Lawyers are dragging their heels on anti-money laundering (AML) compliance, risking penalties of up to $5 million, reputational damage and full-scale police investigations when the regulator begins its inspections towards the end of this year.

Also in the regulator’s sights are real estate agents, who have been required to be compliant since January and have six months’ grace before the regulator comes knocking. And, from August, dealers in high-value goods such as art, precious metals and gems, and top-end motor vehicles will be brought into the AML framework.

In the meantime, the regulator – the Department of Internal Affairs (DIA) – has trebled its staff numbers for monitoring AML compliance. Where it finds breaches, DIA is warning it will pass its findings onto the police and other law enforcers.

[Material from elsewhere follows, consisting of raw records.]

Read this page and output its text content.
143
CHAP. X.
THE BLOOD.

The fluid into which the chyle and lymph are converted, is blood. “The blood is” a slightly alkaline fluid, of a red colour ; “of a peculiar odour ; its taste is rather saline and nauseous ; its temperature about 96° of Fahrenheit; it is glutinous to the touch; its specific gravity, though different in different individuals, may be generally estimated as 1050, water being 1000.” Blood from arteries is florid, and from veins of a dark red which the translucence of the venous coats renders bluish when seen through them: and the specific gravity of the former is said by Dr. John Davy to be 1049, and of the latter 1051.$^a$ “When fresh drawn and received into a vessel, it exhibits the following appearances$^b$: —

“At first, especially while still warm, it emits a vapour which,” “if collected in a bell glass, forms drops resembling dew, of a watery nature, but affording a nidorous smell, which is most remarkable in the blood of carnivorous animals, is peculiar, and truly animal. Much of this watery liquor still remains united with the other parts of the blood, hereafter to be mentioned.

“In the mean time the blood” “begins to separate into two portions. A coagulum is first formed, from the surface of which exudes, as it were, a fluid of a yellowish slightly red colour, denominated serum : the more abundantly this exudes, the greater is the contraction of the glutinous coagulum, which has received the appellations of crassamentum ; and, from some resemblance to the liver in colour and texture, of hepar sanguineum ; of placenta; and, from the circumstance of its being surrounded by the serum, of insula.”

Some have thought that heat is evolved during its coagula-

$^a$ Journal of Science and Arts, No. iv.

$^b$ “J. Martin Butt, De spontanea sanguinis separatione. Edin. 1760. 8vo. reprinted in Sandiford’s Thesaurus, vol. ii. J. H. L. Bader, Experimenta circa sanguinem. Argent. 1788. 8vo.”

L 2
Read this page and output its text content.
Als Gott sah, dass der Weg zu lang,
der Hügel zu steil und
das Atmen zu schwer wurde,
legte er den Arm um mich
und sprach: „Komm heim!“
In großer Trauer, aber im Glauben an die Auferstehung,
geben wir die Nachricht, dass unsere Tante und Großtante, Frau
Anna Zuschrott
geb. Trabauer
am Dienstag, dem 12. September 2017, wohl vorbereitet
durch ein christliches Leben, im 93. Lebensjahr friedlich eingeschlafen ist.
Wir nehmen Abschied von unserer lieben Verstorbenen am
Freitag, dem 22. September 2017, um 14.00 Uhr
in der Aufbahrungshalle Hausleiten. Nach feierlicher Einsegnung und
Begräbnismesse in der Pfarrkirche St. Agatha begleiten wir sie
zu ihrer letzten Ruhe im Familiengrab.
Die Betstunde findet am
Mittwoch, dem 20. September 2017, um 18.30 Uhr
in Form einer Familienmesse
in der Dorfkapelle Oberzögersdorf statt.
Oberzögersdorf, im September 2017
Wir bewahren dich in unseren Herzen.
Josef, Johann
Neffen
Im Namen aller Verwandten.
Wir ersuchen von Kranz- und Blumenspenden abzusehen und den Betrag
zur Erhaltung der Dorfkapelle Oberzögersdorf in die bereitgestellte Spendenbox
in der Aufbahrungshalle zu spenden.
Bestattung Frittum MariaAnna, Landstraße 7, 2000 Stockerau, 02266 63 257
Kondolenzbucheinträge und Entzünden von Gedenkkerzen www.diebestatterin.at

According to the NZ Financial Intelligence Unit, more than $1 billion – the proceeds from drug dealing and other crime – is laundered locally each year. Added to this is the dirty overseas money being laundered here, some of which is finding its way into property transactions, according to evidence from the DIA.
If you ask them, most law firms will say they have AML under control, says Jenine Colmore-Williams, executive director of Dimension GRC, an AML software and service provider. But the reality is quite different “To say that all lawyers are compliant would be a massive exaggeration,” says Colmore-Williams. While the big tier one firms know the risks and have largely put robust systems in place, tier two – the mid-sized firms is floundering. “We have significant intel from the market. [Tier two firms] are going at it with the best of intentions, albeit through the lens of frustration.”